One lesser-known effect of carbonation is that it stimulates the nerves involved in swallowing. Clinical research on older patients with swallowing difficulties found that carbonated liquids triggered the swallow reflex faster and reduced the risk of liquid entering the airway compared to noncarbonated drinks. Patients also reported that carbonated beverages felt easier to swallow. This is a niche benefit, but it matters for older adults or anyone recovering from conditions that impair swallowing.

Types of Sparkling Water and What’s in Them

Not all sparkling water is the same, and the differences matter depending on what you’re trying to avoid or get more of.

  • Seltzer is simply water with added CO2. Nothing else: no minerals, no sodium, no flavoring.
  • Sparkling mineral water comes from a natural spring and contains minerals like calcium, magnesium, and sodium. The amounts vary by brand, and some mineral waters contribute a meaningful dose of calcium to your diet.
  • Club soda is carbonated water with added salts like potassium sulfate and sodium citrate, giving it a slightly different taste. It contains more sodium than seltzer, which is worth noting if you’re watching your salt intake.
  • Tonic water is a different category entirely. It contains quinine for bitterness and is typically sweetened with sugar or high-fructose corn syrup, adding significant calories.

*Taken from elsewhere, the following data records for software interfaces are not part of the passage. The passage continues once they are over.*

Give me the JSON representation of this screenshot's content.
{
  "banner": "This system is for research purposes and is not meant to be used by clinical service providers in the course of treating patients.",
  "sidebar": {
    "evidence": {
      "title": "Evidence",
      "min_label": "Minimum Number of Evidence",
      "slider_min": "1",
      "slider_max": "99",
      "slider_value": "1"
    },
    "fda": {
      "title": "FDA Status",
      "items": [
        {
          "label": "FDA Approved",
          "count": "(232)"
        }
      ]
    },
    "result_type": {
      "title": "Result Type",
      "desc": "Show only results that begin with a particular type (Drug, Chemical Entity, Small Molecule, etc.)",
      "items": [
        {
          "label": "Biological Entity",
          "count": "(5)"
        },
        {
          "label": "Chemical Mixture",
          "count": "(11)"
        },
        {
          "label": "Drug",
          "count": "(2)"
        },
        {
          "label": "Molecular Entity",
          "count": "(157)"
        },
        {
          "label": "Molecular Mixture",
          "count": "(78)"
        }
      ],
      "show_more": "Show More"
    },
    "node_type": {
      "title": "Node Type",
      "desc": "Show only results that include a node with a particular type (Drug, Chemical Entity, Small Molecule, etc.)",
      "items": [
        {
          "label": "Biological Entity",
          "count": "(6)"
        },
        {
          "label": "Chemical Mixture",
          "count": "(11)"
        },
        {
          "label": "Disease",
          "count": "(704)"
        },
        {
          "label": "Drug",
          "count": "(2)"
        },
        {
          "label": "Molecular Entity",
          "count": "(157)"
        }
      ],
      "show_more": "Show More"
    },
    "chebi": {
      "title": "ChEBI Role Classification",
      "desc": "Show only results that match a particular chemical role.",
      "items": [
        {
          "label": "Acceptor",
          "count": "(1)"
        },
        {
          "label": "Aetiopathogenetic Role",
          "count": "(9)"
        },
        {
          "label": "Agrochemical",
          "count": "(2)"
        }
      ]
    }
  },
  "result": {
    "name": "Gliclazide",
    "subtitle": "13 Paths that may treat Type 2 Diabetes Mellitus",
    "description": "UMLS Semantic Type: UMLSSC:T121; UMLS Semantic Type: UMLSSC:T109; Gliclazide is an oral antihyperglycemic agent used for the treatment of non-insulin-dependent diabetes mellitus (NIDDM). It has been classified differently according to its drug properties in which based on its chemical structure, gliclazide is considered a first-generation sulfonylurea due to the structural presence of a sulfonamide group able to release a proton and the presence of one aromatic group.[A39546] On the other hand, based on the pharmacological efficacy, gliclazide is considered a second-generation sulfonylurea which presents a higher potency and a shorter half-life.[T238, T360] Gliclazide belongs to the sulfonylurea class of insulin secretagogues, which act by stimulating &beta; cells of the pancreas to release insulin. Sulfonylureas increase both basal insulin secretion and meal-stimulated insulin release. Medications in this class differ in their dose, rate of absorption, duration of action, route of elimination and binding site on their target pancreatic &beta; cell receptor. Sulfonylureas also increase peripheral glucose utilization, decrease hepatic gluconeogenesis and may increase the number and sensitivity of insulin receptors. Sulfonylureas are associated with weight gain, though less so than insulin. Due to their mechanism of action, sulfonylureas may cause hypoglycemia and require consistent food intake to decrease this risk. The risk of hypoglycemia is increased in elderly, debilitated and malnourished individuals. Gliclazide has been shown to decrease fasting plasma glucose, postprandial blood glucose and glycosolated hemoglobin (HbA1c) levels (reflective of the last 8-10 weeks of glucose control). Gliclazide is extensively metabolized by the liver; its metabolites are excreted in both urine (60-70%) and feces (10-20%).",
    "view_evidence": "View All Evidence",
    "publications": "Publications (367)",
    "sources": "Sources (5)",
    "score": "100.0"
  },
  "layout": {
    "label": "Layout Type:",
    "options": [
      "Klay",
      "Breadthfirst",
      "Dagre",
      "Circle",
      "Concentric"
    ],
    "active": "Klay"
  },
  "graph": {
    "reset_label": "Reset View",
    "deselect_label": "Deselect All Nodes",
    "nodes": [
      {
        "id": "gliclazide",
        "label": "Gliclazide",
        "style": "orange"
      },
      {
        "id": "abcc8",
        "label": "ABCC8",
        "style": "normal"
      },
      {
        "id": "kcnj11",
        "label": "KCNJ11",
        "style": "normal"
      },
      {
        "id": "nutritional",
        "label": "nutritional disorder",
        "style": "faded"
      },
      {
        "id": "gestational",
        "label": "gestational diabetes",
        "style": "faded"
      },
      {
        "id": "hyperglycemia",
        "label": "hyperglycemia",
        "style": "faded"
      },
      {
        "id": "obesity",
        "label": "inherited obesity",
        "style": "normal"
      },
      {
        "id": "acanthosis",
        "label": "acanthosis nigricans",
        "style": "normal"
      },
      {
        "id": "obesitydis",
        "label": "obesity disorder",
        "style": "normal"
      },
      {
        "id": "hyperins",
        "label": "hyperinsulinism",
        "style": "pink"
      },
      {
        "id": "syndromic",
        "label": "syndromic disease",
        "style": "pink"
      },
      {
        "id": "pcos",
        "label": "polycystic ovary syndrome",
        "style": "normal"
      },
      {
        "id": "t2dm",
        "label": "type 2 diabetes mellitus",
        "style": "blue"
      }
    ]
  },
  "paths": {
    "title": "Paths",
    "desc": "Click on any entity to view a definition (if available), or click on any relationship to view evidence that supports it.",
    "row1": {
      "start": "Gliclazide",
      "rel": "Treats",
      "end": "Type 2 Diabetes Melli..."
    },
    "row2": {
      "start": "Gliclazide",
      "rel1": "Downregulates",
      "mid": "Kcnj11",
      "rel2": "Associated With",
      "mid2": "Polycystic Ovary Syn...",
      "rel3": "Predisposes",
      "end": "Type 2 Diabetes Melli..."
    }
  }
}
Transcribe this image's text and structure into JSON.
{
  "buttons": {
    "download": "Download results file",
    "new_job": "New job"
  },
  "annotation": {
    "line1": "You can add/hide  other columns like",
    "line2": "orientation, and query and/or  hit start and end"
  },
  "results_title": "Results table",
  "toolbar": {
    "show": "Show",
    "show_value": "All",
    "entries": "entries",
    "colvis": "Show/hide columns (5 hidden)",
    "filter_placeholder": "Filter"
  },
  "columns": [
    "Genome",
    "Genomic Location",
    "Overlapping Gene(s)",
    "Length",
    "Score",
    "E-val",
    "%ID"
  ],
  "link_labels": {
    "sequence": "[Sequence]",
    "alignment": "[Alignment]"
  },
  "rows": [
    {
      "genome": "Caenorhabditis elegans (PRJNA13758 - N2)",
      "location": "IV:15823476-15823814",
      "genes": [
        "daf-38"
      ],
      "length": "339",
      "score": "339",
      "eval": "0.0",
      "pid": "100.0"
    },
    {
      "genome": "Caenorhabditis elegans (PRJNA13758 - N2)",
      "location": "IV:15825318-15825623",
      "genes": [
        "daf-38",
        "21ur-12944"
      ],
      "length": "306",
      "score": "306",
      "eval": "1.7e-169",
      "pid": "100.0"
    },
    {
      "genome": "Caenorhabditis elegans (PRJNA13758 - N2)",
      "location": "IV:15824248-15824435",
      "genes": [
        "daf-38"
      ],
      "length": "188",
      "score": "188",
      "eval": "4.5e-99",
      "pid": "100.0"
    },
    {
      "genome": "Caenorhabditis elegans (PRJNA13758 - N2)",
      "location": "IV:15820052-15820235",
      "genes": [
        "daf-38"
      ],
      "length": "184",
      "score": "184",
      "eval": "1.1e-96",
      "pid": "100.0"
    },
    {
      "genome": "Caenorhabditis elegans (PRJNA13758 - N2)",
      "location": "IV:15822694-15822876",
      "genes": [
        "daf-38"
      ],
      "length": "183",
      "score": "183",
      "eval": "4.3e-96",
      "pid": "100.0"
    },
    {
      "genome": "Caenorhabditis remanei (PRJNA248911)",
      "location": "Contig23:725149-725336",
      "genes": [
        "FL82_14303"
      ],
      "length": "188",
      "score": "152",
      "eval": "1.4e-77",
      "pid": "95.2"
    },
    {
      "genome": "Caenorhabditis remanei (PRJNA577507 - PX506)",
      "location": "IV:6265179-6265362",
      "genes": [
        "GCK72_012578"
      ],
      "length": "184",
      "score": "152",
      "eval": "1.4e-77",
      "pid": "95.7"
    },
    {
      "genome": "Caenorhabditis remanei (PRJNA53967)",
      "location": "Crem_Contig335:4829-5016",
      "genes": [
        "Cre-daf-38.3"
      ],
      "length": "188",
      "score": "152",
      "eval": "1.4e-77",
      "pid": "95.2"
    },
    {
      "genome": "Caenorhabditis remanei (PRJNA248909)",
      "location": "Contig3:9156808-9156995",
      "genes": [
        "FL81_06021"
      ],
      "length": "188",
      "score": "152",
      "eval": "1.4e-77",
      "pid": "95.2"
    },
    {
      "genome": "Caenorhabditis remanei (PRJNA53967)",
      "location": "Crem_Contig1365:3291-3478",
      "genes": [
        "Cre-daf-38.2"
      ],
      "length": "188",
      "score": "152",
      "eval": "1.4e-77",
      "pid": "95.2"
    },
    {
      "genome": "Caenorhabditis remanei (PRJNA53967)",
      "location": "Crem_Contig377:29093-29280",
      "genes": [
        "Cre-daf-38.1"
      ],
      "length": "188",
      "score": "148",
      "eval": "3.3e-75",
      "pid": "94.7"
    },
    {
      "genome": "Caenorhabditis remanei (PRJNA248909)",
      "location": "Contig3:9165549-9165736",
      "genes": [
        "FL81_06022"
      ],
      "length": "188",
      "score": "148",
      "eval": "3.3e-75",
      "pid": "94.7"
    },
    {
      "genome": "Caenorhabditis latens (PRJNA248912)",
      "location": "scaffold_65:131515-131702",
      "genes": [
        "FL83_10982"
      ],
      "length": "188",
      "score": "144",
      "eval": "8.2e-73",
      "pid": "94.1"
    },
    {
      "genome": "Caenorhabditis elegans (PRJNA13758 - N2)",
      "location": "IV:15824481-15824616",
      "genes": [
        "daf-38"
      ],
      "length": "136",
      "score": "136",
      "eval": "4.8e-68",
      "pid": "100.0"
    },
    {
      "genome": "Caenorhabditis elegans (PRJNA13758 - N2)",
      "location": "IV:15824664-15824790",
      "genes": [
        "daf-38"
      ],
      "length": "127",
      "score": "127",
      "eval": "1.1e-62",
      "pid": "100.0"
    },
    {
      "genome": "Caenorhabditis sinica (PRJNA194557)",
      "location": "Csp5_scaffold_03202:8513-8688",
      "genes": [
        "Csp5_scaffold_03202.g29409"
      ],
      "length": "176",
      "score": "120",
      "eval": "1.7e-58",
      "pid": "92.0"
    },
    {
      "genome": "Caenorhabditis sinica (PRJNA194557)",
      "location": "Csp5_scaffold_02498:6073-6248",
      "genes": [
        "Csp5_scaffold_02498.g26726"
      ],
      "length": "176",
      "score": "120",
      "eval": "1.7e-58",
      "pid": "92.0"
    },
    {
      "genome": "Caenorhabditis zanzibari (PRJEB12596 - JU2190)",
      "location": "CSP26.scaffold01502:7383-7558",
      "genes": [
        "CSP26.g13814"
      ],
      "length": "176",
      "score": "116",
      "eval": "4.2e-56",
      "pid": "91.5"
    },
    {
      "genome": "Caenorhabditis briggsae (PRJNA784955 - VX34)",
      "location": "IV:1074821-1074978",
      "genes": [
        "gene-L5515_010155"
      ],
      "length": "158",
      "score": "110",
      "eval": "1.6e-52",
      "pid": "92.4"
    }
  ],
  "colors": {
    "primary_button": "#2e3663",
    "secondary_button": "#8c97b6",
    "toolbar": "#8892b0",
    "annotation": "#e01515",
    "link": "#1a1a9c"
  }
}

Flavored Sparkling Water and Sweeteners

Many popular sparkling waters are flavored with “natural flavors” and contain no sweeteners, making them nutritionally identical to plain seltzer. Others, though, include artificial or non-nutritive sweeteners like sucralose, aspartame, or stevia. The research on how these sweeteners affect blood sugar and insulin is genuinely mixed. Some studies show small increases in insulin after aspartame consumption compared to unsweetened drinks, while others show no meaningful change. Sucralose has shown contradictory results across studies: one found it raised blood glucose slightly, another found it lowered glucose, and nine found no change at all.

Stevia tends to fare the best in the research, with some trials showing lower blood sugar and insulin levels compared to sugar-sweetened drinks. The bottom line is that none of these sweeteners produce effects anywhere near as large as drinking actual sugar, but if you want to avoid the uncertainty altogether, plain unsweetened sparkling water sidesteps the question entirely.